Her head snapped up from her papers, her mouth falling open, her eyes going huge. "Dusty? What... how..." She shook her head hard, clearing it, slipping her professional mask back on. "When you cancelled your last few video sessions, I figured you were going through a rough patch," she admitted, concern clear in her voice.

I figured that being a therapist had to have been boring a fair amount of the time- people whining and moaning about the most banal, uninteresting things for hours on end, not actually having mental issues, but essentially needed to pay someone to listen to them because no one else would ever want to do it for free. But there had to have been patients here and there who really touched them, made them want to help.

I was pretty sure I was one of those patients to Dr.
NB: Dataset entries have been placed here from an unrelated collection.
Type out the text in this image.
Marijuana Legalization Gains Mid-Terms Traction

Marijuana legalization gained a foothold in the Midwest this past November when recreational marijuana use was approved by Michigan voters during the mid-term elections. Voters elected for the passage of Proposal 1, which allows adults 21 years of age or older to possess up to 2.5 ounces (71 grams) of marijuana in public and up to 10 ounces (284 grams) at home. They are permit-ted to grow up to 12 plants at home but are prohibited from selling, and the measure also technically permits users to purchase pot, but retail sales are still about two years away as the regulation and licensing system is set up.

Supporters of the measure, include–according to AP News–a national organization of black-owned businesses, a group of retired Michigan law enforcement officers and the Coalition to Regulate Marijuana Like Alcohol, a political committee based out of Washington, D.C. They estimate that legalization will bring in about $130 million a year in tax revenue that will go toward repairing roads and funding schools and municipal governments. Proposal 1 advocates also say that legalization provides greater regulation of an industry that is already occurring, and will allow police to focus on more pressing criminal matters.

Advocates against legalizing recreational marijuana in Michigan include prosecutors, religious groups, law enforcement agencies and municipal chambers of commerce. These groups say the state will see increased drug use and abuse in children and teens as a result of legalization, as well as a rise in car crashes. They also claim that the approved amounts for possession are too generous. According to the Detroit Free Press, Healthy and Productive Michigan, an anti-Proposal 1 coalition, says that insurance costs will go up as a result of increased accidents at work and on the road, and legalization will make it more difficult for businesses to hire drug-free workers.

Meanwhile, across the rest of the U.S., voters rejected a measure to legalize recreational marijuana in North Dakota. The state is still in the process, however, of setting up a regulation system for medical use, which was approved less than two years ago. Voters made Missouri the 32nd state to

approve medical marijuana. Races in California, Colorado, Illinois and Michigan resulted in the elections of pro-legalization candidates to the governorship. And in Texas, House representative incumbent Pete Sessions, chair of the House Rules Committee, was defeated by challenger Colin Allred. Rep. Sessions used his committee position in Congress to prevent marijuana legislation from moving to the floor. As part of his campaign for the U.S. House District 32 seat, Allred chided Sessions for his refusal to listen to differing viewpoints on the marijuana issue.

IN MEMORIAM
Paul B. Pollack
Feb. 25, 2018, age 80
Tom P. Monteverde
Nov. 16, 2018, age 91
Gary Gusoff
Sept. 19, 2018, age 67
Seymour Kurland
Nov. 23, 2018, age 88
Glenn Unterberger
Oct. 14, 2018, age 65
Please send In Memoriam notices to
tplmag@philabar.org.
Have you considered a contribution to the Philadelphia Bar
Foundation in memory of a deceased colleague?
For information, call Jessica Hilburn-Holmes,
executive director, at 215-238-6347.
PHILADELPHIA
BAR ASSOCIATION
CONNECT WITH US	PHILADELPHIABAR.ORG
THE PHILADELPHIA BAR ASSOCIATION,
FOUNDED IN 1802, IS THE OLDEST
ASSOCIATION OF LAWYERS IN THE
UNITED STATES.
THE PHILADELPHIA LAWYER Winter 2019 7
Amy Robertson.

"I actually had a lot going on," I admitted as she moved to open the locked door toward the back of the office and let me through.

"Is that Bry?" she asked as she closed the door and led me down a narrow hall that had my chest getting tight.

"Yeah."

I put my hand on my belly and took a few deep breaths as she let me into her office. There was a white desk situated almost in a corner, out of the way, with the main focal point being the four places she had to sit in the center around a low coffee table. There was an old-fashioned gray tufted couch, an armchair, an accent chair with no arms, and a papasan chair. A lot of thought went into that set-up and I found myself going toward the papasan, slipping out of my shoes and letting it surround me, needing to feel a bit protected. I imagined the couch was for laying down and the accent chair was for people who didn't like feeling trapped.

Taking her cue from me, she sat in the armchair and gave me a smile. "I'm going to be honest here. I wasn't sure I would ever see this day."

I wasn't offended by that.

I wasn't sure I would ever see this day either.

"Yeah, me either," I admitted.

"You alright anxiety-wise? Need anything?" she asked, her eyes dipping to where my hand was still on my belly for a second before moving up.

"No. I'm alright for now."

"So. You're here," she said, giving me a smile. "Did you want to talk about that 'lot you had going on' you mentioned?"

"Sure," I said, taking another deep breath.

Then I launched into it. From the night of the alarm ringing and being carried out of the building fireman-style to getting robbed and beat, heavily editing out the details. I knew about the patient-client thing, but I wasn't exactly sure how it would stretch. I talked a lot about Ryan and our strange, but utterly perfect and unprecedented romance. I told her that I had visited my uncle, met Ryan's sisters-in-law, and a neighbor of Ryan's, meaning Ross Ward, but not giving names.

"You have been busy," she observed when I finished, shaking her head a little like it hadn't completely sunk in yet. "I'm really proud of you, Dusty," she said, the weight in her words showing how much she meant it.

"Turns out you were right all these years," I said with a wry smile. "All I needed to do was do something."

"We both know it's not always that easy," she said with a soft smile of her own. "Had I known that a fireman hold out of the building would have done the trick, I might have sent one there two years ago," she added, making me laugh. I liked that quality of hers. She was a professional, but she was also just a person. She joked around and made comments that were perhaps not exactly appropriate, but humanized her to me so much more. "This Ryan thing. It sounds serious."